Aber auch ich sprang nach abgegebenem Schusse, toller als von Taranteln gestochen, von Schmerzen gepeinigt, aus der gefährlichen Nähe dieser überaus schrecklichen Ameisen, blos mit dem Abwehren derselben beschäftigt. Das jämmerliche Geschrei eines jungen Chimpanse, dem der Vater geraubt, erinnerte mich an den alten Gorilla, der, wie ich mir dachte, nun sicherlich, durch das Klagen herbeigelockt, zum Angriff auf mich schreiten würde.

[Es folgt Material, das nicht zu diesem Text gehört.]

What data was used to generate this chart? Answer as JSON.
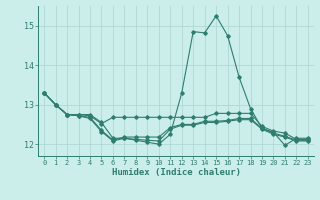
{
  "xlabel": "Humidex (Indice chaleur)",
  "bg_color": "#cceeeb",
  "line_color": "#2e7d6e",
  "grid_color": "#aad4ce",
  "xlim": [
    -0.5,
    23.5
  ],
  "ylim": [
    11.7,
    15.5
  ],
  "yticks": [
    12,
    13,
    14,
    15
  ],
  "xticks": [
    0,
    1,
    2,
    3,
    4,
    5,
    6,
    7,
    8,
    9,
    10,
    11,
    12,
    13,
    14,
    15,
    16,
    17,
    18,
    19,
    20,
    21,
    22,
    23
  ],
  "series": [
    [
      13.3,
      13.0,
      12.75,
      12.75,
      12.75,
      12.55,
      12.15,
      12.15,
      12.1,
      12.05,
      12.0,
      12.25,
      13.3,
      14.85,
      14.82,
      15.25,
      14.75,
      13.7,
      12.9,
      12.4,
      12.3,
      11.97,
      12.15,
      12.15
    ],
    [
      13.3,
      13.0,
      12.75,
      12.75,
      12.72,
      12.52,
      12.68,
      12.68,
      12.68,
      12.68,
      12.68,
      12.68,
      12.68,
      12.68,
      12.68,
      12.78,
      12.78,
      12.78,
      12.78,
      12.45,
      12.33,
      12.28,
      12.12,
      12.12
    ],
    [
      13.3,
      13.0,
      12.75,
      12.72,
      12.68,
      12.35,
      12.1,
      12.18,
      12.18,
      12.18,
      12.18,
      12.42,
      12.5,
      12.5,
      12.58,
      12.58,
      12.6,
      12.65,
      12.65,
      12.4,
      12.28,
      12.2,
      12.1,
      12.1
    ],
    [
      13.3,
      13.0,
      12.75,
      12.72,
      12.65,
      12.32,
      12.08,
      12.15,
      12.12,
      12.1,
      12.08,
      12.38,
      12.48,
      12.48,
      12.55,
      12.55,
      12.58,
      12.62,
      12.62,
      12.38,
      12.25,
      12.18,
      12.08,
      12.08
    ]
  ]
}
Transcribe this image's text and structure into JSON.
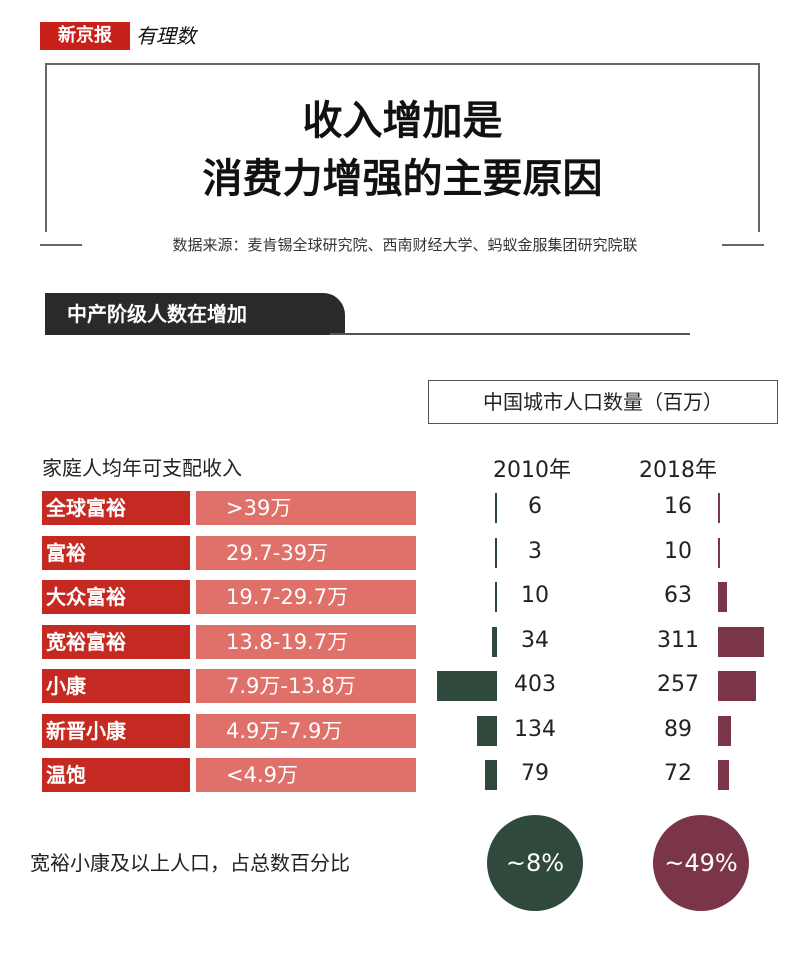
{
  "brand": {
    "name": "新京报",
    "column": "有理数"
  },
  "title": {
    "line1": "收入增加是",
    "line2": "消费力增强的主要原因"
  },
  "source": "数据来源：麦肯锡全球研究院、西南财经大学、蚂蚁金服集团研究院联",
  "section_title": "中产阶级人数在增加",
  "chart_data": {
    "type": "bar",
    "title": "中国城市人口数量（百万）",
    "xlabel": "家庭人均年可支配收入",
    "ylabel": "",
    "categories": [
      "全球富裕",
      "富裕",
      "大众富裕",
      "宽裕富裕",
      "小康",
      "新晋小康",
      "温饱"
    ],
    "ranges": [
      ">39万",
      "29.7-39万",
      "19.7-29.7万",
      "13.8-19.7万",
      "7.9万-13.8万",
      "4.9万-7.9万",
      "<4.9万"
    ],
    "series": [
      {
        "name": "2010年",
        "values": [
          6,
          3,
          10,
          34,
          403,
          134,
          79
        ],
        "color": "#2f4a3c"
      },
      {
        "name": "2018年",
        "values": [
          16,
          10,
          63,
          311,
          257,
          89,
          72
        ],
        "color": "#7a3648"
      }
    ],
    "share_label": "宽裕小康及以上人口，占总数百分比",
    "share": [
      {
        "year": "2010年",
        "value": "~8%",
        "color": "#2f4a3c"
      },
      {
        "year": "2018年",
        "value": "~49%",
        "color": "#7a3648"
      }
    ]
  }
}
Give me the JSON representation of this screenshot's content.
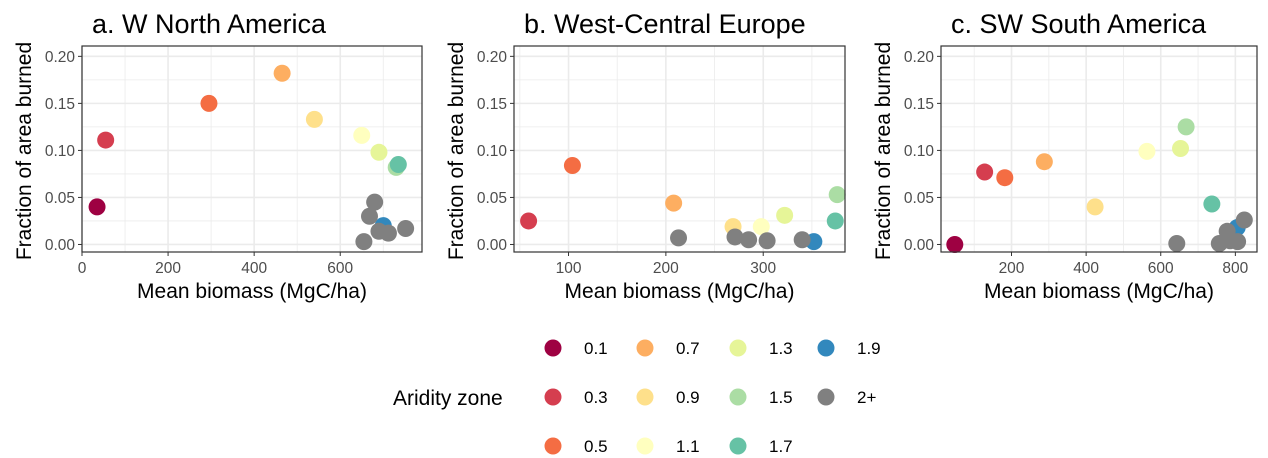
{
  "chart_data": [
    {
      "type": "scatter",
      "title": "a. W North America",
      "xlabel": "Mean biomass (MgC/ha)",
      "ylabel": "Fraction of area burned",
      "xlim": [
        0,
        790
      ],
      "ylim": [
        -0.008,
        0.211
      ],
      "xticks": [
        {
          "v": 0,
          "label": "0"
        },
        {
          "v": 200,
          "label": "200"
        },
        {
          "v": 400,
          "label": "400"
        },
        {
          "v": 600,
          "label": "600"
        }
      ],
      "yticks": [
        {
          "v": 0,
          "label": "0.00"
        },
        {
          "v": 0.05,
          "label": "0.05"
        },
        {
          "v": 0.1,
          "label": "0.10"
        },
        {
          "v": 0.15,
          "label": "0.15"
        },
        {
          "v": 0.2,
          "label": "0.20"
        }
      ],
      "grid": true,
      "points": [
        {
          "x": 35,
          "y": 0.04,
          "zone": "0.1"
        },
        {
          "x": 55,
          "y": 0.111,
          "zone": "0.3"
        },
        {
          "x": 295,
          "y": 0.15,
          "zone": "0.5"
        },
        {
          "x": 465,
          "y": 0.182,
          "zone": "0.7"
        },
        {
          "x": 540,
          "y": 0.133,
          "zone": "0.9"
        },
        {
          "x": 650,
          "y": 0.116,
          "zone": "1.1"
        },
        {
          "x": 690,
          "y": 0.098,
          "zone": "1.3"
        },
        {
          "x": 730,
          "y": 0.082,
          "zone": "1.5"
        },
        {
          "x": 735,
          "y": 0.085,
          "zone": "1.7"
        },
        {
          "x": 700,
          "y": 0.02,
          "zone": "1.9"
        },
        {
          "x": 655,
          "y": 0.003,
          "zone": "2+"
        },
        {
          "x": 668,
          "y": 0.03,
          "zone": "2+"
        },
        {
          "x": 680,
          "y": 0.045,
          "zone": "2+"
        },
        {
          "x": 690,
          "y": 0.014,
          "zone": "2+"
        },
        {
          "x": 712,
          "y": 0.012,
          "zone": "2+"
        },
        {
          "x": 752,
          "y": 0.017,
          "zone": "2+"
        }
      ]
    },
    {
      "type": "scatter",
      "title": "b. West-Central Europe",
      "xlabel": "Mean biomass (MgC/ha)",
      "ylabel": "Fraction of area burned",
      "xlim": [
        44,
        384
      ],
      "ylim": [
        -0.008,
        0.211
      ],
      "xticks": [
        {
          "v": 100,
          "label": "100"
        },
        {
          "v": 200,
          "label": "200"
        },
        {
          "v": 300,
          "label": "300"
        }
      ],
      "yticks": [
        {
          "v": 0,
          "label": "0.00"
        },
        {
          "v": 0.05,
          "label": "0.05"
        },
        {
          "v": 0.1,
          "label": "0.10"
        },
        {
          "v": 0.15,
          "label": "0.15"
        },
        {
          "v": 0.2,
          "label": "0.20"
        }
      ],
      "grid": true,
      "points": [
        {
          "x": 59,
          "y": 0.025,
          "zone": "0.3"
        },
        {
          "x": 104,
          "y": 0.084,
          "zone": "0.5"
        },
        {
          "x": 208,
          "y": 0.044,
          "zone": "0.7"
        },
        {
          "x": 269,
          "y": 0.019,
          "zone": "0.9"
        },
        {
          "x": 298,
          "y": 0.019,
          "zone": "1.1"
        },
        {
          "x": 322,
          "y": 0.031,
          "zone": "1.3"
        },
        {
          "x": 376,
          "y": 0.053,
          "zone": "1.5"
        },
        {
          "x": 374,
          "y": 0.025,
          "zone": "1.7"
        },
        {
          "x": 352,
          "y": 0.003,
          "zone": "1.9"
        },
        {
          "x": 213,
          "y": 0.007,
          "zone": "2+"
        },
        {
          "x": 271,
          "y": 0.008,
          "zone": "2+"
        },
        {
          "x": 285,
          "y": 0.005,
          "zone": "2+"
        },
        {
          "x": 304,
          "y": 0.004,
          "zone": "2+"
        },
        {
          "x": 340,
          "y": 0.005,
          "zone": "2+"
        }
      ]
    },
    {
      "type": "scatter",
      "title": "c. SW South America",
      "xlabel": "Mean biomass (MgC/ha)",
      "ylabel": "Fraction of area burned",
      "xlim": [
        11,
        858
      ],
      "ylim": [
        -0.008,
        0.211
      ],
      "xticks": [
        {
          "v": 200,
          "label": "200"
        },
        {
          "v": 400,
          "label": "400"
        },
        {
          "v": 600,
          "label": "600"
        },
        {
          "v": 800,
          "label": "800"
        }
      ],
      "yticks": [
        {
          "v": 0,
          "label": "0.00"
        },
        {
          "v": 0.05,
          "label": "0.05"
        },
        {
          "v": 0.1,
          "label": "0.10"
        },
        {
          "v": 0.15,
          "label": "0.15"
        },
        {
          "v": 0.2,
          "label": "0.20"
        }
      ],
      "grid": true,
      "points": [
        {
          "x": 48,
          "y": 0.0,
          "zone": "0.1"
        },
        {
          "x": 128,
          "y": 0.077,
          "zone": "0.3"
        },
        {
          "x": 182,
          "y": 0.071,
          "zone": "0.5"
        },
        {
          "x": 288,
          "y": 0.088,
          "zone": "0.7"
        },
        {
          "x": 424,
          "y": 0.04,
          "zone": "0.9"
        },
        {
          "x": 563,
          "y": 0.099,
          "zone": "1.1"
        },
        {
          "x": 653,
          "y": 0.102,
          "zone": "1.3"
        },
        {
          "x": 668,
          "y": 0.125,
          "zone": "1.5"
        },
        {
          "x": 737,
          "y": 0.043,
          "zone": "1.7"
        },
        {
          "x": 805,
          "y": 0.018,
          "zone": "1.9"
        },
        {
          "x": 643,
          "y": 0.001,
          "zone": "2+"
        },
        {
          "x": 757,
          "y": 0.001,
          "zone": "2+"
        },
        {
          "x": 778,
          "y": 0.014,
          "zone": "2+"
        },
        {
          "x": 786,
          "y": 0.004,
          "zone": "2+"
        },
        {
          "x": 806,
          "y": 0.003,
          "zone": "2+"
        },
        {
          "x": 824,
          "y": 0.026,
          "zone": "2+"
        }
      ]
    }
  ],
  "legend": {
    "title": "Aridity zone",
    "position": "bottom",
    "items": [
      {
        "label": "0.1",
        "color": "#9e0142"
      },
      {
        "label": "0.3",
        "color": "#d53e4f"
      },
      {
        "label": "0.5",
        "color": "#f46d43"
      },
      {
        "label": "0.7",
        "color": "#fdae61"
      },
      {
        "label": "0.9",
        "color": "#fee08b"
      },
      {
        "label": "1.1",
        "color": "#ffffbf"
      },
      {
        "label": "1.3",
        "color": "#e6f598"
      },
      {
        "label": "1.5",
        "color": "#abdda4"
      },
      {
        "label": "1.7",
        "color": "#66c2a5"
      },
      {
        "label": "1.9",
        "color": "#3288bd"
      },
      {
        "label": "2+",
        "color": "#808080"
      }
    ]
  },
  "colors": {
    "panel_border": "#333333",
    "grid": "#ebebeb",
    "tick_text": "#4d4d4d"
  }
}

Meine Situation erschien bedenklich genug, denn obschon ich bereits einen Gorilla geschossen hatte, so war ich doch noch in dem Wahne befangen, den du Chaillu’s Erzählungen in mir erzeugt hatten. Statt des Gorilla erschien indeß mein Begleiter, der, einen Zweig abbrechend, mir wenigstens äußerlich die kleinen Bestien vom Körper peitschte. Nunmehr schoß ich den kleinen Schreihals herunter, welcher allein von der ganzen Gesellschaft zurückgeblieben war und sich in seiner Angst nicht zu helfen wußte. Dies war, so grausam es scheinen mag, ein Act der Nothwendigkeit, da es nicht unmöglich war, daß der alte Gorilla, durch diese Hülferufe in Wuth gesetzt, mich dennoch annehmen konnte. Nach einer Weile war nichts mehr zu befürchten und ich konnte mich von den Hunderten der Ameisen, die sich in mein Fleisch verbissen hatten, reinigen; worauf ich den Jungen, mit der strengen Weisung sich möglichst zu beeilen, nach meinen Leuten sandte. Dieselben harrten meiner mit dem Canoe an einem Bache, der sich lagunenartig tief in den Urwald hinein erstreckte.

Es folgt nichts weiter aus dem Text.